Obama says his White House ‘didn’t have a scandal that embarrassed us’

President Obama is seen here on November 14, 2013 making a statement regarding the Affordable Care Act in the James S. Brady Press Briefing Room at the White House. (File Photo)

President Barack Obama, speaking in private this week, extolled what he said was the drama-free nature of his White House and said it was a “low bar” now to avoid embarrassing presidential scandals.

It was a veiled but distinct jab at the current occupants of the West Wing, who have weathered a tumultuous year since Obama departed.

“We didn’t have a scandal that embarrassed us,” Obama said during closed-door remarks in Boston on Friday.
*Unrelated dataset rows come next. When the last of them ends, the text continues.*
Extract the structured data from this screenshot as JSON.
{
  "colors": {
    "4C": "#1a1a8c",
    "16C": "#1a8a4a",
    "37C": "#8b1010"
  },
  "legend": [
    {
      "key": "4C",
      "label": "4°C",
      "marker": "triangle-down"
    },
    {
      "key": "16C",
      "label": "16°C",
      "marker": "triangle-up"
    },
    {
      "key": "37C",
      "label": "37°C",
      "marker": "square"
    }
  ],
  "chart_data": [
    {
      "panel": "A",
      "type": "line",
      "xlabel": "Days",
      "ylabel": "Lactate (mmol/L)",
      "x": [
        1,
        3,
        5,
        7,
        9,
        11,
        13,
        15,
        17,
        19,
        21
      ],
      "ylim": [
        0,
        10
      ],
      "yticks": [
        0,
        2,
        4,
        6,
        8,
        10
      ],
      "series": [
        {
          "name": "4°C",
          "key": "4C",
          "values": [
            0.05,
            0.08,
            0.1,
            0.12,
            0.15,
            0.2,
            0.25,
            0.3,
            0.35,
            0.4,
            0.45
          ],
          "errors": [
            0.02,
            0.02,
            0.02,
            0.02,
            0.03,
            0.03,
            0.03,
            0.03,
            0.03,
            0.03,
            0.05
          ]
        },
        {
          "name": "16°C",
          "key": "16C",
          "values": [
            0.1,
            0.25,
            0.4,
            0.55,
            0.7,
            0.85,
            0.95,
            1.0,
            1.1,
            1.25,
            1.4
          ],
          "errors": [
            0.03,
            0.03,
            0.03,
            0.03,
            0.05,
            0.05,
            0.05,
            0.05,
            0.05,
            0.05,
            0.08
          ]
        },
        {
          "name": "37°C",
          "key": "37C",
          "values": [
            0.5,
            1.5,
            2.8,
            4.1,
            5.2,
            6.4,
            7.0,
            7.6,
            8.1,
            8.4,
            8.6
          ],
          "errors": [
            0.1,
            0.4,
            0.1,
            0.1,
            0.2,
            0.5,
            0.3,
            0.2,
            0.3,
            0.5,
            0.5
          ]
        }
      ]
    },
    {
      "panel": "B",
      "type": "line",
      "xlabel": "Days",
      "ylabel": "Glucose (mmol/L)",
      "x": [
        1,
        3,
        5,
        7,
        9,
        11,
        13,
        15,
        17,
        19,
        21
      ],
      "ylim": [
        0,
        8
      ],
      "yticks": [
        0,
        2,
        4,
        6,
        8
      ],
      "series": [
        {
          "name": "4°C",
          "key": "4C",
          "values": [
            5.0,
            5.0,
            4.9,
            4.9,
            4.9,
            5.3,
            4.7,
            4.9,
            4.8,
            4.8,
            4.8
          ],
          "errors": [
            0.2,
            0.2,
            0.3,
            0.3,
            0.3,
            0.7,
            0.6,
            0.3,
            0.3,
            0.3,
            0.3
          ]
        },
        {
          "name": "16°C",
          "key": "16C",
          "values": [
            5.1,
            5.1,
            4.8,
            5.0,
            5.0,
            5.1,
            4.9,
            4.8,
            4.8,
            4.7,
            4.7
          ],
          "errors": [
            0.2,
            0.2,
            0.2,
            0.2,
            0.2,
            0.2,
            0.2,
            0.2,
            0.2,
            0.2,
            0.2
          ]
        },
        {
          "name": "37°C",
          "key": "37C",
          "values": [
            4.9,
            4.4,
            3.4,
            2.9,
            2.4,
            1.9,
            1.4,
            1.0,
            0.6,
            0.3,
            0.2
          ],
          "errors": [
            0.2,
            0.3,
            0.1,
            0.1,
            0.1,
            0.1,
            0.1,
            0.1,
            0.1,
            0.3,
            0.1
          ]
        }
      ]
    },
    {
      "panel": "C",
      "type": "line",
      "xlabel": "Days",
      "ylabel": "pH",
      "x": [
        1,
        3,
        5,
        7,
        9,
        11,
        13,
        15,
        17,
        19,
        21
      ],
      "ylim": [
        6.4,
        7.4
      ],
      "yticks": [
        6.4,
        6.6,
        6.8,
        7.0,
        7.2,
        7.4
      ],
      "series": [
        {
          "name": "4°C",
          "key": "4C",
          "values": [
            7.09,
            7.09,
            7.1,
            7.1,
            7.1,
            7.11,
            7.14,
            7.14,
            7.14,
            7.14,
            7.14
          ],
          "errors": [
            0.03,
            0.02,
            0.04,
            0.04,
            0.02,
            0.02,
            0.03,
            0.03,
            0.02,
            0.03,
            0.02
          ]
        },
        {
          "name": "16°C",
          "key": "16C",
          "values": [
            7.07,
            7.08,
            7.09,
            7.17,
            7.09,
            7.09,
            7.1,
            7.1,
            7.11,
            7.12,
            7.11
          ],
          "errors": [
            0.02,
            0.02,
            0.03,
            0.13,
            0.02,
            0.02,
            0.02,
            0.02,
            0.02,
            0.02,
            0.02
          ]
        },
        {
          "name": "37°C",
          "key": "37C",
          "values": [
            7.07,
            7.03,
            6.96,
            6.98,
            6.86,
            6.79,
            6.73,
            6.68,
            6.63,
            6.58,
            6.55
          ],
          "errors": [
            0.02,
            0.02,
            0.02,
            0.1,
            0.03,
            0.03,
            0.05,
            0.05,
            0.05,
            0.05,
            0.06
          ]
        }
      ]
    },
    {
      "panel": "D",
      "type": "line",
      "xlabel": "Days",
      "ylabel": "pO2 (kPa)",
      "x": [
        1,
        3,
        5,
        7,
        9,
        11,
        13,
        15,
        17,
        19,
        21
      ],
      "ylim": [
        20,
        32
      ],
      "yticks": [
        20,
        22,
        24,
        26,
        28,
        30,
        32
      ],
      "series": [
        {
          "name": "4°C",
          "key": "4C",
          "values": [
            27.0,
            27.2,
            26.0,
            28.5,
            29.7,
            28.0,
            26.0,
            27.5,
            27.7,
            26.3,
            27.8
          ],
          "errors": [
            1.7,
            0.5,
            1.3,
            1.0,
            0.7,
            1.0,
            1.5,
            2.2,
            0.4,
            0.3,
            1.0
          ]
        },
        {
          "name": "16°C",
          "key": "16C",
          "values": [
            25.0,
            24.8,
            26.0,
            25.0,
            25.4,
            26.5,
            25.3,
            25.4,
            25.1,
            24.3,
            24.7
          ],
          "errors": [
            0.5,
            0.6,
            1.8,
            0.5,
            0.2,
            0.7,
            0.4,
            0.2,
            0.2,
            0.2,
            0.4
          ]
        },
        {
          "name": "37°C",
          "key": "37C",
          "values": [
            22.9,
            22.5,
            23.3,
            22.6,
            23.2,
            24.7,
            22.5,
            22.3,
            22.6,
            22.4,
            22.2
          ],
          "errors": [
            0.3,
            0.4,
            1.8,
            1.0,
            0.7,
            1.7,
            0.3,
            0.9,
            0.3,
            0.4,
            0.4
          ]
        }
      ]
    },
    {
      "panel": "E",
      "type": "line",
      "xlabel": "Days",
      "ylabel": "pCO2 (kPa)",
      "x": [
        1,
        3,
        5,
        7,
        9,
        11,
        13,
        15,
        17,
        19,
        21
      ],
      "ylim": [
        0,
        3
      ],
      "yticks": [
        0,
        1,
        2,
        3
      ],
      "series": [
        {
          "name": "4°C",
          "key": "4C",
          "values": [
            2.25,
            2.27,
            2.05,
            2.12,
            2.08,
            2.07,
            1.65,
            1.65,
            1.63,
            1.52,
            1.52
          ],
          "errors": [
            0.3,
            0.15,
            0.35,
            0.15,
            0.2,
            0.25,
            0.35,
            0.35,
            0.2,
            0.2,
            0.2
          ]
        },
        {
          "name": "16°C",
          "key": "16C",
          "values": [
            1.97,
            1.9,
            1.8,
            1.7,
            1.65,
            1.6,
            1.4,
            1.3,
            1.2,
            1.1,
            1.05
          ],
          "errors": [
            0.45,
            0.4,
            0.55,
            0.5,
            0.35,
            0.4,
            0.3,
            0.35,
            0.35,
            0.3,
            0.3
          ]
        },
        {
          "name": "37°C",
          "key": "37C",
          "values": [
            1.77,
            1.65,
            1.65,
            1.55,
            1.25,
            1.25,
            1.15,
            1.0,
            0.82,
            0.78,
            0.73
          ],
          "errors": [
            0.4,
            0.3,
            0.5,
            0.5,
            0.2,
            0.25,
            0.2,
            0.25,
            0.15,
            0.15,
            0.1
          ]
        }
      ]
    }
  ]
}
Audio of the private speech — delivered to hundreds of people attending a sports policy conference — was obtained by the magazine Reason and published Monday. “I know that seems like a low bar.”

“Generally speaking, you didn’t hear about a lot of drama inside our White House,” he added.
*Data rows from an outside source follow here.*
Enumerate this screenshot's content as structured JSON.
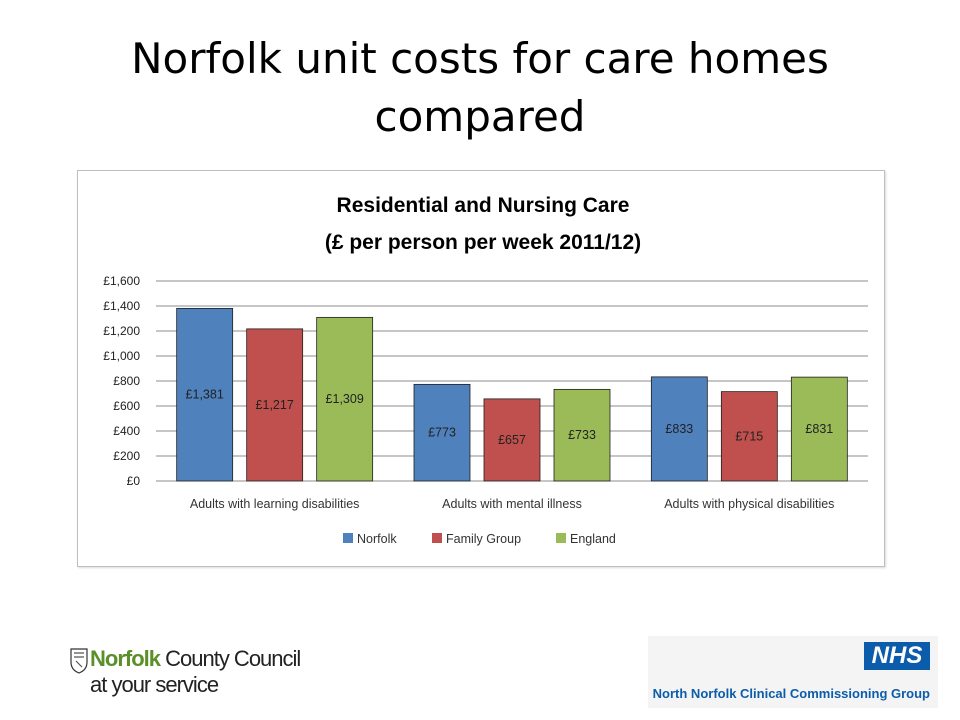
{
  "slide": {
    "title_line1": "Norfolk unit costs for care homes",
    "title_line2": "compared"
  },
  "chart_data": {
    "type": "bar",
    "title_line1": "Residential and Nursing Care",
    "title_line2": "(£ per person per week 2011/12)",
    "categories": [
      "Adults with learning disabilities",
      "Adults with mental illness",
      "Adults with physical disabilities"
    ],
    "series": [
      {
        "name": "Norfolk",
        "color": "#4f81bd",
        "values": [
          1381,
          773,
          833
        ],
        "labels": [
          "£1,381",
          "£773",
          "£833"
        ]
      },
      {
        "name": "Family Group",
        "color": "#c0504d",
        "values": [
          1217,
          657,
          715
        ],
        "labels": [
          "£1,217",
          "£657",
          "£715"
        ]
      },
      {
        "name": "England",
        "color": "#9bbb59",
        "values": [
          1309,
          733,
          831
        ],
        "labels": [
          "£1,309",
          "£733",
          "£831"
        ]
      }
    ],
    "yticks": [
      "£0",
      "£200",
      "£400",
      "£600",
      "£800",
      "£1,000",
      "£1,200",
      "£1,400",
      "£1,600"
    ],
    "ylim": [
      0,
      1600
    ],
    "grid": true,
    "legend_position": "bottom"
  },
  "footer": {
    "council_name_bold": "Norfolk",
    "council_name_rest": " County Council",
    "council_tagline": "at your service",
    "nhs_badge": "NHS",
    "nhs_org": "North Norfolk Clinical Commissioning Group"
  }
}
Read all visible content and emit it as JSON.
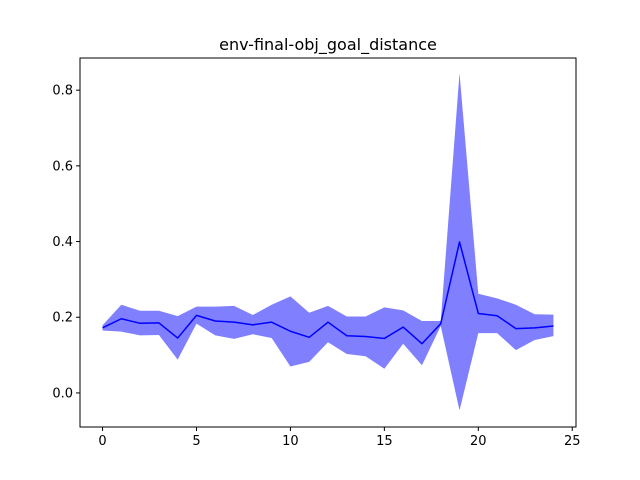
{
  "chart_data": {
    "type": "line",
    "title": "env-final-obj_goal_distance",
    "xlabel": "",
    "ylabel": "",
    "xlim": [
      -1.2,
      25.2
    ],
    "ylim": [
      -0.09,
      0.885
    ],
    "xticks": [
      0,
      5,
      10,
      15,
      20,
      25
    ],
    "xtick_labels": [
      "0",
      "5",
      "10",
      "15",
      "20",
      "25"
    ],
    "yticks": [
      0.0,
      0.2,
      0.4,
      0.6,
      0.8
    ],
    "ytick_labels": [
      "0.0",
      "0.2",
      "0.4",
      "0.6",
      "0.8"
    ],
    "grid": false,
    "legend": false,
    "line_color": "#0000ff",
    "band_color": "#8080ff",
    "series": [
      {
        "x": [
          0,
          1,
          2,
          3,
          4,
          5,
          6,
          7,
          8,
          9,
          10,
          11,
          12,
          13,
          14,
          15,
          16,
          17,
          18,
          19,
          20,
          21,
          22,
          23,
          24
        ],
        "mean": [
          0.172,
          0.196,
          0.184,
          0.185,
          0.145,
          0.205,
          0.19,
          0.187,
          0.18,
          0.187,
          0.163,
          0.147,
          0.187,
          0.151,
          0.149,
          0.144,
          0.174,
          0.13,
          0.183,
          0.399,
          0.21,
          0.204,
          0.17,
          0.172,
          0.177
        ],
        "upper": [
          0.179,
          0.233,
          0.217,
          0.217,
          0.203,
          0.228,
          0.228,
          0.23,
          0.206,
          0.233,
          0.255,
          0.212,
          0.23,
          0.202,
          0.202,
          0.226,
          0.218,
          0.19,
          0.19,
          0.845,
          0.262,
          0.25,
          0.233,
          0.208,
          0.207
        ],
        "lower": [
          0.165,
          0.162,
          0.152,
          0.153,
          0.088,
          0.183,
          0.152,
          0.143,
          0.155,
          0.145,
          0.07,
          0.082,
          0.134,
          0.103,
          0.097,
          0.064,
          0.13,
          0.073,
          0.177,
          -0.046,
          0.158,
          0.158,
          0.113,
          0.14,
          0.15
        ]
      }
    ]
  }
}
The oblique reference to President Donald Trump was one part of a lengthy speech Obama delivered at MIT’s Sloan Sports Analytics Conference last week. Attendees were told the remarks were strictly off-the-record and that recording or reporting on them wasn’t allowed.

According to the audio obtained by Reason, Obama stuck largely to his post-presidential talking points, including bemoaning people who claim climate change doesn’t exist.

“I can’t have that same debate with somebody who just holds up a snowball in the middle of the Senate chamber in winter and says, ‘look there’s no climate change because it’s snowing!’ Which happened by the way. I didn’t just make that up,” he said, referring to a 2015 speech by Sen. James Inhofe, R-Oklahoma.

He also expanded on the role social media platforms play in spreading false or toxic information, saying the US firms had a responsibility to reckon with their own responsibilities.

“I do think the large platforms — Google and Facebook being the most obvious, Twitter and others as well, are part of that ecosystem — have to have a conversation about their business model that recognizes they are a public good as well as a commercial enterprise,” he said. “They’re not just an invisible platform, they’re shaping our culture in powerful ways.”